Hey. Im 19 years old and ive been in your situation. Il tell you about it.

When i was 15 years old i started a relationship with a boy the same age as me, everything was good. Until we hit about 4 months in, he stopped me speaking to boys, deleted them off my mobile contacts, and eventually he made me show him my facebook. It started off as not allowed to speak to boys, and as the relationship progressed it got worse, i wasnt allowed to go out with out him, yet he went out drinking and cheating on me with other girls. I went out one night in the car with my dad to asda, i drove past this pub (he was only 17 but had fake id) and he was outside kissing a 15 year old girl.

It wont happen again he said, and i forgave him. Then he was texting another girl telling her he liked her, and bitching about me to her, i found out, forgave him, he eventually slept with that girl sweetie.

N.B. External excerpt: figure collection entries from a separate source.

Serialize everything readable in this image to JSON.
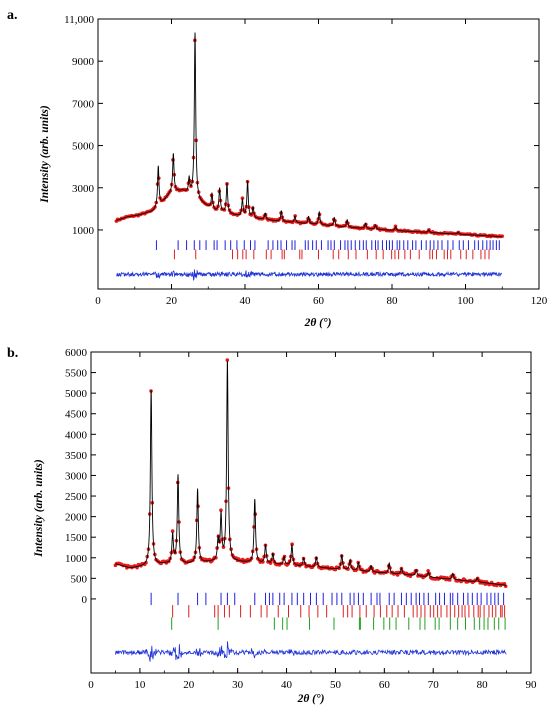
{
  "chart_data": [
    {
      "type": "line",
      "panel_label": "a.",
      "xlabel": "2θ (°)",
      "ylabel": "Intensity (arb. units)",
      "xlim": [
        0,
        120
      ],
      "ylim": [
        -1800,
        11000
      ],
      "x_ticks": [
        0,
        20,
        40,
        60,
        80,
        100,
        120
      ],
      "x_tick_labels": [
        "0",
        "20",
        "40",
        "60",
        "80",
        "100",
        "120"
      ],
      "y_ticks": [
        1000,
        3000,
        5000,
        7000,
        9000,
        11000
      ],
      "y_tick_labels": [
        "1000",
        "3000",
        "5000",
        "7000",
        "9000",
        "11,000"
      ],
      "pattern_range": [
        5,
        110
      ],
      "background": [
        [
          5,
          1450
        ],
        [
          8,
          1620
        ],
        [
          11,
          1700
        ],
        [
          15,
          1900
        ],
        [
          18,
          2400
        ],
        [
          20,
          2800
        ],
        [
          23,
          2850
        ],
        [
          26,
          2600
        ],
        [
          28,
          2300
        ],
        [
          32,
          1900
        ],
        [
          40,
          1600
        ],
        [
          50,
          1400
        ],
        [
          60,
          1250
        ],
        [
          70,
          1100
        ],
        [
          80,
          980
        ],
        [
          90,
          880
        ],
        [
          100,
          780
        ],
        [
          110,
          680
        ]
      ],
      "peaks": [
        [
          16.4,
          1900
        ],
        [
          20.5,
          1800
        ],
        [
          24.8,
          700
        ],
        [
          26.4,
          7800
        ],
        [
          31,
          700
        ],
        [
          33.1,
          1100
        ],
        [
          35.1,
          1400
        ],
        [
          39.3,
          800
        ],
        [
          40.7,
          1700
        ],
        [
          42.2,
          500
        ],
        [
          45.5,
          300
        ],
        [
          49.9,
          500
        ],
        [
          53.6,
          300
        ],
        [
          57.3,
          350
        ],
        [
          60.2,
          600
        ],
        [
          64.3,
          400
        ],
        [
          67.8,
          350
        ],
        [
          72.8,
          250
        ],
        [
          75.5,
          200
        ],
        [
          81,
          180
        ],
        [
          90,
          120
        ],
        [
          98,
          100
        ]
      ],
      "tick_rows": [
        {
          "color": "#2020e0",
          "y_center": 280,
          "half_height": 230,
          "positions": [
            15.9,
            21.8,
            24.1,
            26.2,
            27.7,
            29.4,
            31.6,
            32.4,
            34.6,
            36.1,
            37.8,
            39.8,
            41.5,
            42.7,
            46.3,
            47.6,
            48.9,
            49.8,
            51.3,
            52.8,
            53.6,
            56.4,
            57.2,
            58.4,
            59.4,
            60.8,
            62.6,
            63.4,
            64.3,
            66.0,
            67.2,
            68.0,
            68.9,
            70.0,
            71.2,
            72.2,
            73.0,
            74.5,
            75.5,
            76.2,
            77.4,
            78.5,
            79.3,
            80.1,
            81.4,
            82.1,
            83.2,
            84.3,
            85.6,
            86.5,
            88.0,
            89.3,
            90.4,
            91.4,
            92.5,
            93.6,
            95.2,
            96.6,
            98.3,
            99.4,
            100.8,
            102.5,
            103.5,
            104.7,
            105.8,
            106.7,
            107.5,
            108.4,
            109.2
          ]
        },
        {
          "color": "#e02020",
          "y_center": -160,
          "half_height": 230,
          "positions": [
            20.8,
            26.6,
            36.6,
            38.0,
            39.4,
            40.3,
            42.4,
            45.8,
            47.1,
            50.1,
            50.7,
            54.9,
            55.5,
            60.0,
            64.0,
            65.5,
            68.1,
            70.2,
            73.3,
            75.7,
            77.6,
            79.9,
            80.8,
            81.8,
            83.5,
            85.0,
            87.4,
            90.3,
            91.0,
            92.1,
            94.2,
            95.1,
            96.0,
            98.7,
            100.2,
            102.0,
            104.2,
            105.3,
            106.4
          ]
        }
      ],
      "difference_baseline": -1100
    },
    {
      "type": "line",
      "panel_label": "b.",
      "xlabel": "2θ (°)",
      "ylabel": "Intensity (arb. units)",
      "xlim": [
        0,
        90
      ],
      "ylim": [
        -1800,
        6000
      ],
      "x_ticks": [
        0,
        10,
        20,
        30,
        40,
        50,
        60,
        70,
        80,
        90
      ],
      "x_tick_labels": [
        "0",
        "10",
        "20",
        "30",
        "40",
        "50",
        "60",
        "70",
        "80",
        "90"
      ],
      "y_ticks": [
        0,
        500,
        1000,
        1500,
        2000,
        2500,
        3000,
        3500,
        4000,
        4500,
        5000,
        5500,
        6000
      ],
      "y_tick_labels": [
        "0",
        "500",
        "1000",
        "1500",
        "2000",
        "2500",
        "3000",
        "3500",
        "4000",
        "4500",
        "5000",
        "5500",
        "6000"
      ],
      "pattern_range": [
        5,
        85
      ],
      "background": [
        [
          5,
          850
        ],
        [
          8,
          750
        ],
        [
          12,
          800
        ],
        [
          15,
          850
        ],
        [
          20,
          850
        ],
        [
          25,
          900
        ],
        [
          27,
          900
        ],
        [
          30,
          900
        ],
        [
          35,
          860
        ],
        [
          40,
          820
        ],
        [
          45,
          780
        ],
        [
          50,
          730
        ],
        [
          55,
          680
        ],
        [
          60,
          630
        ],
        [
          65,
          580
        ],
        [
          70,
          520
        ],
        [
          75,
          460
        ],
        [
          80,
          400
        ],
        [
          85,
          330
        ]
      ],
      "peaks": [
        [
          12.3,
          4300
        ],
        [
          16.7,
          700
        ],
        [
          17.8,
          2150
        ],
        [
          21.8,
          1800
        ],
        [
          26,
          500
        ],
        [
          26.6,
          1100
        ],
        [
          27.9,
          4900
        ],
        [
          33.5,
          1550
        ],
        [
          35.7,
          450
        ],
        [
          37.2,
          250
        ],
        [
          39.5,
          200
        ],
        [
          41.1,
          500
        ],
        [
          43.5,
          200
        ],
        [
          46.1,
          250
        ],
        [
          51.3,
          350
        ],
        [
          53,
          250
        ],
        [
          54.7,
          200
        ],
        [
          57.3,
          150
        ],
        [
          61,
          250
        ],
        [
          63.5,
          150
        ],
        [
          66.5,
          150
        ],
        [
          69,
          120
        ],
        [
          74,
          150
        ],
        [
          79,
          100
        ]
      ],
      "tick_rows": [
        {
          "color": "#2020e0",
          "y_center": 0,
          "half_height": 150,
          "positions": [
            12.3,
            17.8,
            21.8,
            23.5,
            26.6,
            27.9,
            29.4,
            33.5,
            35.7,
            36.5,
            37.2,
            38.6,
            39.5,
            41.1,
            42.2,
            43.5,
            44.9,
            46.1,
            47.5,
            49.3,
            50.3,
            51.3,
            53.0,
            53.8,
            54.7,
            55.7,
            57.3,
            58.5,
            59.1,
            61.0,
            62.0,
            63.5,
            64.5,
            65.5,
            66.5,
            67.2,
            68.1,
            69.0,
            70.5,
            71.3,
            72.3,
            73.5,
            74.0,
            75.0,
            76.2,
            77.1,
            78.0,
            79.0,
            79.8,
            81.0,
            81.8,
            82.6,
            83.3,
            84.4
          ]
        },
        {
          "color": "#e02020",
          "y_center": -300,
          "half_height": 150,
          "positions": [
            16.7,
            20.0,
            25.3,
            26.0,
            27.3,
            28.3,
            30.6,
            32.6,
            34.8,
            36.0,
            38.3,
            40.4,
            42.9,
            44.6,
            46.4,
            48.2,
            51.6,
            52.5,
            53.4,
            55.0,
            56.3,
            57.9,
            59.2,
            60.5,
            61.6,
            62.8,
            64.1,
            65.9,
            66.7,
            67.5,
            68.3,
            69.4,
            70.1,
            70.9,
            71.6,
            72.8,
            73.5,
            74.4,
            75.2,
            75.9,
            76.5,
            77.3,
            78.3,
            79.2,
            79.6,
            80.4,
            81.4,
            82.1,
            82.8,
            83.8,
            84.1,
            84.6
          ]
        },
        {
          "color": "#20a020",
          "y_center": -600,
          "half_height": 150,
          "positions": [
            16.5,
            26.0,
            37.5,
            39.2,
            40.1,
            44.7,
            49.7,
            54.9,
            55.1,
            57.8,
            59.9,
            61.1,
            62.4,
            65.0,
            67.3,
            68.3,
            70.4,
            71.2,
            73.5,
            75.0,
            76.6,
            78.4,
            79.5,
            80.4,
            81.2,
            82.5,
            83.4,
            84.7
          ]
        }
      ],
      "difference_baseline": -1300
    }
  ]
}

I could bet the same will happen to you if it hasnt already. Unforutnatly for me i had already started a sexual relationship with him, and i had to be tested for sti's. I heard rumours about him cheating all the time, but i believed i loved him and stayed with him.

When i was 17 years old, i was still with him, living a life of hell, i decided to just go out, whats the worse that could happen? I was fed up of feeling worthless. Well he found out, rang me at 1 o clock in the morning saying he needed to see me urgently. I left and went to meet him, where i met him too i could see my house. Thats where he hit me.

I ended up in hopsital with a broken jaw and nose. I have 3 plates in my jaw, 26 stitches inside my mouth, 11 on the outside of my face, and i cant feeling my bottom lip or chin as my nerves were so badly damaged from the operation.

Get out whilst you can. Please. Your 16/17 years old, you have your whole life to live. Dont end up like me. I was stupid and forgave him when all the warning signs are showing. Read your story. The alarm bells should be ringing.